Machine Learning Engineer, AWS Supply Chain
Job ID: 2703671 | Amazon Web Services, Inc.
AWS Applications and Higher Level Abstractions (Apps) provides horizontal and industry vertical applications for business users with the same on-demand scalability, reliability, pay-as-you-go pricing, and machine learning expertise that drive AWS services. The AWS Applications group includes services such as Amazon Connect (a cost-effective cloud contact center), our End User Computing (including Amazon Workspaces, AppStream, etc.), Marketing Tech (Amazon Pinpoint), and Autonomous Checkout and Biometric Identity Services (Just Walk Out, Amazon One) for retail, sports, travel, and other verticals.
Amazon Web Services (AWS) offers a broad set of global compute, storage, database, analytics, application, and deployment services that help organizations move faster, lower IT costs, and scale applications. These services are trusted by the largest enterprises and the hottest start-ups to power a wide variety of workloads including web and mobile applications, data processing and warehousing, storage, archive, and many others.
AWS Applications is building services in Supply Chain Management and is looking for a Machine Learning Engineer (MLE) to work on next generation supply chain systems including demand planning, supply planning and sustainability which will be used by our customers across a wide range of industries.

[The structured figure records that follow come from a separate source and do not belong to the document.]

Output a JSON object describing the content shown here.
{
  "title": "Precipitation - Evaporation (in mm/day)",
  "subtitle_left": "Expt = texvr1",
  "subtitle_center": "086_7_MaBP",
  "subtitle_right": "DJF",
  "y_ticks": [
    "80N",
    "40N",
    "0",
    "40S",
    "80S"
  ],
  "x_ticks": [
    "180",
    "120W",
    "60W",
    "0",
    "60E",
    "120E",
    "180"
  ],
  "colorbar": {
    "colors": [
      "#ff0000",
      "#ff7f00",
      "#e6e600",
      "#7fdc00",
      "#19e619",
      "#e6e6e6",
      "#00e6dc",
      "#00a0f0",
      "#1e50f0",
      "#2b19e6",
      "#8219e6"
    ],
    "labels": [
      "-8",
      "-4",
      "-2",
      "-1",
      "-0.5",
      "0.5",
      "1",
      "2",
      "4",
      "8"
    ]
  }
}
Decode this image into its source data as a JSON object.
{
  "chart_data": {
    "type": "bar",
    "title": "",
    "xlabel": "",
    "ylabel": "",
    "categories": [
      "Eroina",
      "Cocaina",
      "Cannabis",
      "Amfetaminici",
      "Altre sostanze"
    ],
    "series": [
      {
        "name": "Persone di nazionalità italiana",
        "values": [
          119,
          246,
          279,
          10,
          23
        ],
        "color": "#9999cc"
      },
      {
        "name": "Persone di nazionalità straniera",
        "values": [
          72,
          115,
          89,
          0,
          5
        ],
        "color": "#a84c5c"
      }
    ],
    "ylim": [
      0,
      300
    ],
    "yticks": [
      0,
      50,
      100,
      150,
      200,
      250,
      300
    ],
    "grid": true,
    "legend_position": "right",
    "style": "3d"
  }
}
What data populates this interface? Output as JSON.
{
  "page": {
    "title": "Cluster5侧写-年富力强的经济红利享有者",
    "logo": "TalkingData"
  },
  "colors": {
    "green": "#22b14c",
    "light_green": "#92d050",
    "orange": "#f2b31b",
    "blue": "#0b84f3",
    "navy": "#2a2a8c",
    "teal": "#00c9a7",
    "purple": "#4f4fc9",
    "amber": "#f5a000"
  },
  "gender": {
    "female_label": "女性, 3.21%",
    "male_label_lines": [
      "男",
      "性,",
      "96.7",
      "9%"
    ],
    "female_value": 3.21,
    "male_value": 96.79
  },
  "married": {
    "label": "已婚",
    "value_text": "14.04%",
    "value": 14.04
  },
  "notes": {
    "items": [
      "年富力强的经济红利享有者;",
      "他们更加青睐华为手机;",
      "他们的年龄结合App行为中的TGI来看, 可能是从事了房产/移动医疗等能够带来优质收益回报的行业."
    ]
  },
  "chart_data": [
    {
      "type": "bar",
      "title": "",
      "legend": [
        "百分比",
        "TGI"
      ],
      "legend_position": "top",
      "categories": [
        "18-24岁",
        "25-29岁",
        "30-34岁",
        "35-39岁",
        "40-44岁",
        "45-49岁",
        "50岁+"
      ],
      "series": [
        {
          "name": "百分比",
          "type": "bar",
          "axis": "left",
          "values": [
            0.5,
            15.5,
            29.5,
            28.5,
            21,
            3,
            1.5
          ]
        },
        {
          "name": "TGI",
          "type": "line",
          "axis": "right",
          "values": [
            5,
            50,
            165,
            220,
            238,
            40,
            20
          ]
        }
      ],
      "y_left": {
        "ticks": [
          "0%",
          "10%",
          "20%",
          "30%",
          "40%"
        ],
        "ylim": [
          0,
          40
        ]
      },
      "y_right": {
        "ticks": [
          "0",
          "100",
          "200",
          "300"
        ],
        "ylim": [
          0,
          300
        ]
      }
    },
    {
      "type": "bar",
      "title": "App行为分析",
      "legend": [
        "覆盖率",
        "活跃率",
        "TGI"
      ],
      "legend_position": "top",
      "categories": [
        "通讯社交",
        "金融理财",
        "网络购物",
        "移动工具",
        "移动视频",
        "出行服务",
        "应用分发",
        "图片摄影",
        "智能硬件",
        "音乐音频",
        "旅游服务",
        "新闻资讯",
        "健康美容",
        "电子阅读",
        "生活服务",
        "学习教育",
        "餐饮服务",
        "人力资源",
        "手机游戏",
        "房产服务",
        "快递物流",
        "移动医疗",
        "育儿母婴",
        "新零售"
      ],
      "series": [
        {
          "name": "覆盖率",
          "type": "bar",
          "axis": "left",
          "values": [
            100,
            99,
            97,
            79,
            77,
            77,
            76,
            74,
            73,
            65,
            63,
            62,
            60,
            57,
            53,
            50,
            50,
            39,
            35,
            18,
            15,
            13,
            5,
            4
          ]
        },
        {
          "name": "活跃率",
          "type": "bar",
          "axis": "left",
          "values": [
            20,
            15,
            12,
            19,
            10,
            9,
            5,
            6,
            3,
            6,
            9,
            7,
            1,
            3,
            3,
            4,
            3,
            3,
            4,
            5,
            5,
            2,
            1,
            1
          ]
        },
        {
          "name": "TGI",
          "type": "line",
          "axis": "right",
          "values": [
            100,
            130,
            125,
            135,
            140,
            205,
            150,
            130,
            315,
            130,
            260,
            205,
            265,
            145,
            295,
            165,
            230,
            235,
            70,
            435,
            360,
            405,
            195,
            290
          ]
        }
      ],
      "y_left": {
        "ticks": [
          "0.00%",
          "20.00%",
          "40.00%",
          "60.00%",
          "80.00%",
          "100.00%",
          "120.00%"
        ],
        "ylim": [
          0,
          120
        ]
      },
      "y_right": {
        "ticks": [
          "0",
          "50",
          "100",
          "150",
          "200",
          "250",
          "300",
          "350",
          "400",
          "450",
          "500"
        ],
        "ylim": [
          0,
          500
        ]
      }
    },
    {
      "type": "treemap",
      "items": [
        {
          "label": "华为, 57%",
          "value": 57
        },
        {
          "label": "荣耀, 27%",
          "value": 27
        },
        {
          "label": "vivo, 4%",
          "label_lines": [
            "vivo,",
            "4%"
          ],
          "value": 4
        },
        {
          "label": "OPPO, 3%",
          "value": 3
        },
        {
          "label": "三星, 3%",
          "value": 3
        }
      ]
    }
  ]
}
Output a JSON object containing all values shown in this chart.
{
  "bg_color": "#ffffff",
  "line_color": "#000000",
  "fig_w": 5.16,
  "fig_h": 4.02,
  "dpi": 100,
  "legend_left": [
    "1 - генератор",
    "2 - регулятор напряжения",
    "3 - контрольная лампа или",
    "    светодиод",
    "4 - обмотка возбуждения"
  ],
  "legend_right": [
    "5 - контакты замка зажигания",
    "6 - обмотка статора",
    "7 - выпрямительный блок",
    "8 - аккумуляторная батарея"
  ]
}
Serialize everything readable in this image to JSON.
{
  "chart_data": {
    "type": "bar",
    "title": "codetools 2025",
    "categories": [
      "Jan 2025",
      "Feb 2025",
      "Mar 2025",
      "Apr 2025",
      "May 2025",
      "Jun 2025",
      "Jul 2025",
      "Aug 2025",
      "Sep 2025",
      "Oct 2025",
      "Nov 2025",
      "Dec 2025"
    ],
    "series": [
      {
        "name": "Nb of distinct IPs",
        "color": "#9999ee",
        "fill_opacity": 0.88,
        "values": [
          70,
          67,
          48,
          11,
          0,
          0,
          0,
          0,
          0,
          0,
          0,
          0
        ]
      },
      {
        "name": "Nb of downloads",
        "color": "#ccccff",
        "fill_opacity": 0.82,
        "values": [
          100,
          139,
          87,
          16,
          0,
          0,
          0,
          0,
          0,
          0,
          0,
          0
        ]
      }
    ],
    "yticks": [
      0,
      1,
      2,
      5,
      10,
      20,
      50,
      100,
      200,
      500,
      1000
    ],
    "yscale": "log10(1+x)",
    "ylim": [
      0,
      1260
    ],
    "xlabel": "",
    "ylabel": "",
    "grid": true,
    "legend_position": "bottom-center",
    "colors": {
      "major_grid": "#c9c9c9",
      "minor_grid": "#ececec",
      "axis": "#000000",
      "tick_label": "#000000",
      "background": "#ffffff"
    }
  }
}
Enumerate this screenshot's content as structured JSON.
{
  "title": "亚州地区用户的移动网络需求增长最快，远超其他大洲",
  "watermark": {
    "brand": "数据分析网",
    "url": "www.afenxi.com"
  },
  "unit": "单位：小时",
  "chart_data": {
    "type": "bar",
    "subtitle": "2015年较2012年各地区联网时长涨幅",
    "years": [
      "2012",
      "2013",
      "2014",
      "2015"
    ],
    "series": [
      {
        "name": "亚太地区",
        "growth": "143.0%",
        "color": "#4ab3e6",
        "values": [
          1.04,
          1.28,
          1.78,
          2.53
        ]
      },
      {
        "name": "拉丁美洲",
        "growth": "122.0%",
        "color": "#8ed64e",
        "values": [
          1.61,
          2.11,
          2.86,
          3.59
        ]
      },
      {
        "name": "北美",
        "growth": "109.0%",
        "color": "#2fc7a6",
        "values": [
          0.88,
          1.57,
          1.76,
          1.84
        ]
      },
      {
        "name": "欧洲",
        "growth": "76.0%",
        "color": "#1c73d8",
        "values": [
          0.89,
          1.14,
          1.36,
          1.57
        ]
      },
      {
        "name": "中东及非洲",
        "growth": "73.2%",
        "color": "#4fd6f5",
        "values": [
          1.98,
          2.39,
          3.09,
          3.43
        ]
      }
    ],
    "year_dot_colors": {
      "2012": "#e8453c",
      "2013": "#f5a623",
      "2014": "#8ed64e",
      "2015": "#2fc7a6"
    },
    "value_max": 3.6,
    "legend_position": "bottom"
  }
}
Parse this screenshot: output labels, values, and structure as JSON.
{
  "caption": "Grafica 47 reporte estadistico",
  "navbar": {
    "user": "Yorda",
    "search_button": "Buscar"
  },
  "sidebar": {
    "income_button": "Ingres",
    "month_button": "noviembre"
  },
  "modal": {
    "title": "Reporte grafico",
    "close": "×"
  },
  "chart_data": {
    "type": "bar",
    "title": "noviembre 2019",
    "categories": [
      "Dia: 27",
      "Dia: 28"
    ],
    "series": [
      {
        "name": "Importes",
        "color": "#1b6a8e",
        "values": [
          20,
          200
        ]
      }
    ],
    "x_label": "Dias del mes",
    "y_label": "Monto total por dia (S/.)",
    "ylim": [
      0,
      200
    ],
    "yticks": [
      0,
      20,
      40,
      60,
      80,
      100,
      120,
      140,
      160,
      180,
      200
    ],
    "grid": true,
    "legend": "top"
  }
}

We operate a fast growing business and our journey has only started. Our mission is to build the most efficient and optimal supply chain software on the planet, using our science and technology as our biggest advantage. We aim to leverage cutting edge technologies in optimization, operations research, and machine learning to grow our businesses.
As an MLE, you will help design, implement and deploy state-of-the-art models and solutions used by users worldwide. As part of your role you will regularly interact with applied scientists, data scientists, software engineering teams and business leadership. The focus of this role is to develop, and deploy models to improve state-of-the-art for time series. Our team is also working on an assistant solution allowing our users to ask data questions in natural language and get intelligent insights and exceptions.
Key job responsibilities
- Help define and partner with external teams on data strategy for training foundational models.
- Help support scientists on tooling including notebooks and training pipelines.
- Establish MLOps best practices and operations for the team.
BASIC QUALIFICATIONS
- 3+ years of non-internship professional software development experience
- 2+ years of non-internship design or architecture (design patterns, reliability and scaling) of new and existing systems experience
- Experience programming with at least one software programming language
- 2+ years of industrial experience with Machine learning systems and big data processing
- Experience working with cross-functional teams including communicating with other technical teams, product management, and senior management
PREFERRED QUALIFICATIONS
- 3+ years of full software development life cycle, including coding standards, code reviews, source control management, build processes, testing, and operations experience
- Bachelor's degree in computer science or equivalent
- Coursework in machine learning
- 2+ years of industrial experience with AWS Experience with building or customizing large language models.
- Java and Python experience
Amazon is committed to a diverse and inclusive workplace. Amazon is an equal opportunity employer and does not discriminate on the basis of race, national origin, gender, gender identity, sexual orientation, protected veteran status, disability, age, or other legally protected status.